Несмотря на периодически возникавшую ожесточенную напряженность между администраторами, осуществлявшими надзор за ними, и гражданский, и военный секторы извлекли выгоду из этих экономических улучшений, пусть и непропорционально большую. Военные расходы резко возросли с 3,6 миллиарда долларов в 1940 году, что составляло около 2 процентов национального продукта, до пика в 93,4 миллиарда долларов в 1944 году, когда примерно половина производительной энергии нации была направлена на военные нужды. При этом за тот же период времени закупки товаров и услуг для гражданского населения выросли на 12%.[1032] Большинству американцев ещё никогда не было так хорошо. Они открыли полмиллиона новых предприятий. Они ходили в кино и рестораны с небывалой частотой. Они покупали книги, пластинки, косметику, лекарства, ювелирные изделия и спиртные напитки в рекордных объемах. Любители скачек в 1944 году ставили на лошадей в два с половиной раза больше, чем в 1940-м. Домохозяйки делали покупки в хорошо укомплектованных супермаркетах, одиннадцать тысяч из которых были построены во время войны. Война даже сократила разрыв между уровнем жизни в сельской и городской местности, который увеличивался на протяжении почти полувека. «По мере того как цены на фермы становились все выше и выше, — вспоминала молодая женщина из Айдахо, — фермеры внезапно стали богатством общества… Фермерские времена стали хорошими временами… Мы и большинство других фермеров перешли из лачуг, крытых брезентом, в новые каркасные дома с внутренним водопроводом. Теперь у нас была электрическая плита, а не дровяная, и вода в раковине, где можно было мыть посуду, и водонагреватель, и хороший линолеум… Мы купили и пылесос… В нём было маленькое приспособление с баночкой, которое распыляло воск для пола, и, о боже, это было просто замечательно. Это было так современно, что мы просто не могли этого вынести».[1033] В 1943 году розничные продажи достигли рекордного уровня, а в 1944 году ещё больше возросли. В знаменательную дату, 7 декабря 1944 года, в третью годовщину Перл-Харбора, тысячи кассовых аппаратов сети универмагов Macy’s совершили самый большой объем продаж за всю историю гигантской розничной сети.[1034]

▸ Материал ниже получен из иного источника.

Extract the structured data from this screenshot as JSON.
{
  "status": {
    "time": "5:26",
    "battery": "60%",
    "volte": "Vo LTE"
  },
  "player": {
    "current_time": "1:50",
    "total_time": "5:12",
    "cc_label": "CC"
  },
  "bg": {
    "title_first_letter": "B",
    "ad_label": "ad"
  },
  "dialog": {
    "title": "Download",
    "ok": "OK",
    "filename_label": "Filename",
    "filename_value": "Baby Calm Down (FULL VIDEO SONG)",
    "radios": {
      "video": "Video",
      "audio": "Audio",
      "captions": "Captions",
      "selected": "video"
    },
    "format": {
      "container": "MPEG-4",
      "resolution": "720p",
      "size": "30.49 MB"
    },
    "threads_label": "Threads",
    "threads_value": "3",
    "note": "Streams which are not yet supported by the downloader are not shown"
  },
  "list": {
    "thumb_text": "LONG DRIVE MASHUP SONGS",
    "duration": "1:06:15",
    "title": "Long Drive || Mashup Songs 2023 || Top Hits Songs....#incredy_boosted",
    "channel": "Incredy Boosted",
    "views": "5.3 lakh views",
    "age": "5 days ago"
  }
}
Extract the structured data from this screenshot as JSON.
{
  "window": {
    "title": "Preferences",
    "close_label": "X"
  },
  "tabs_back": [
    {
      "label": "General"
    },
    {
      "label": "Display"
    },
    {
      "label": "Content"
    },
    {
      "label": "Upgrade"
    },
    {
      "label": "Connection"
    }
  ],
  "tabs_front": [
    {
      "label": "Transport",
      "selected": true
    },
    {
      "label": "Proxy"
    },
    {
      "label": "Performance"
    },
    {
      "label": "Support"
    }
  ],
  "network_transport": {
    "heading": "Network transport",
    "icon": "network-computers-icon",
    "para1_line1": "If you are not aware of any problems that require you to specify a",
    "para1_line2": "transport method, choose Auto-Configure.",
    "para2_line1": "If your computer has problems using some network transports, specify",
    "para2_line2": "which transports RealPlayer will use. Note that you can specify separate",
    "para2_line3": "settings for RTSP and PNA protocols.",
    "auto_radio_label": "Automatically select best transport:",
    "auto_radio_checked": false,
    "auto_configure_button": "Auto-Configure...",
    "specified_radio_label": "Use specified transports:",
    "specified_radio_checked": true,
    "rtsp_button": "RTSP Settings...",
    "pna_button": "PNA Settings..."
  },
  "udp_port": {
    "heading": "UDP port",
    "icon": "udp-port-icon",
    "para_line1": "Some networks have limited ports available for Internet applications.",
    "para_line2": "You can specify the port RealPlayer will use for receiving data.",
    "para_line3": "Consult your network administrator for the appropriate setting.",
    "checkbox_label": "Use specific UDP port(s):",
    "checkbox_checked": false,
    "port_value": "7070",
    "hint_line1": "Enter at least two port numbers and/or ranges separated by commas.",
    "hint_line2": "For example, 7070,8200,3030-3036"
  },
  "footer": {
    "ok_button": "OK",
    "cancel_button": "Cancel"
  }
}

То, что гражданское потребление в Соединенных Штатах вообще выросло, было исключительно американским достижением. В Великобритании личное потребление сократилось на 22 процента. В Советском Союзе, третьем партнере по Большому альянсу, ситуация на фронте была почти противоположной американской — массированное вторжение, за которым последовала программа мобилизации, характеризующаяся жестко регламентированным дефицитом, а не слабо контролируемым американцами изобилием. В то время как американцы вели войну, опираясь на постоянно расширяющуюся экономическую базу, русские были единственным народом, вынужденным вести войну на постоянно сокращающейся экономической базе, и это обстоятельство привело к большим и тяжелым перераспределениям из гражданского сектора в военный. По мере продвижения немецких войск через советский сельскохозяйственный центр производство продовольствия в России сократилось на две трети. Даже в тех районах, куда вермахт не добрался, миллионы русских погрузились в агонию нищеты и лишений; многие умерли от голода.[1035] В Германии и Японии требования военного производства, не говоря уже о бомбардировщиках и подводных лодках союзников, неизбежно накладывались на гражданское производство, резко снижая уровень жизни. К концу войны обе державы Оси направили на военные нужды более половины своего производственного потенциала. За время войны гражданское потребление сократилось почти на 20% в Германии и на 26% в Японии.[1036] Только в Америке все было иначе. Соединенные Штаты, единственные среди всех воюющих стран, наслаждались и оружием, и маслом, причём и тем, и другим в непревзойденных количествах.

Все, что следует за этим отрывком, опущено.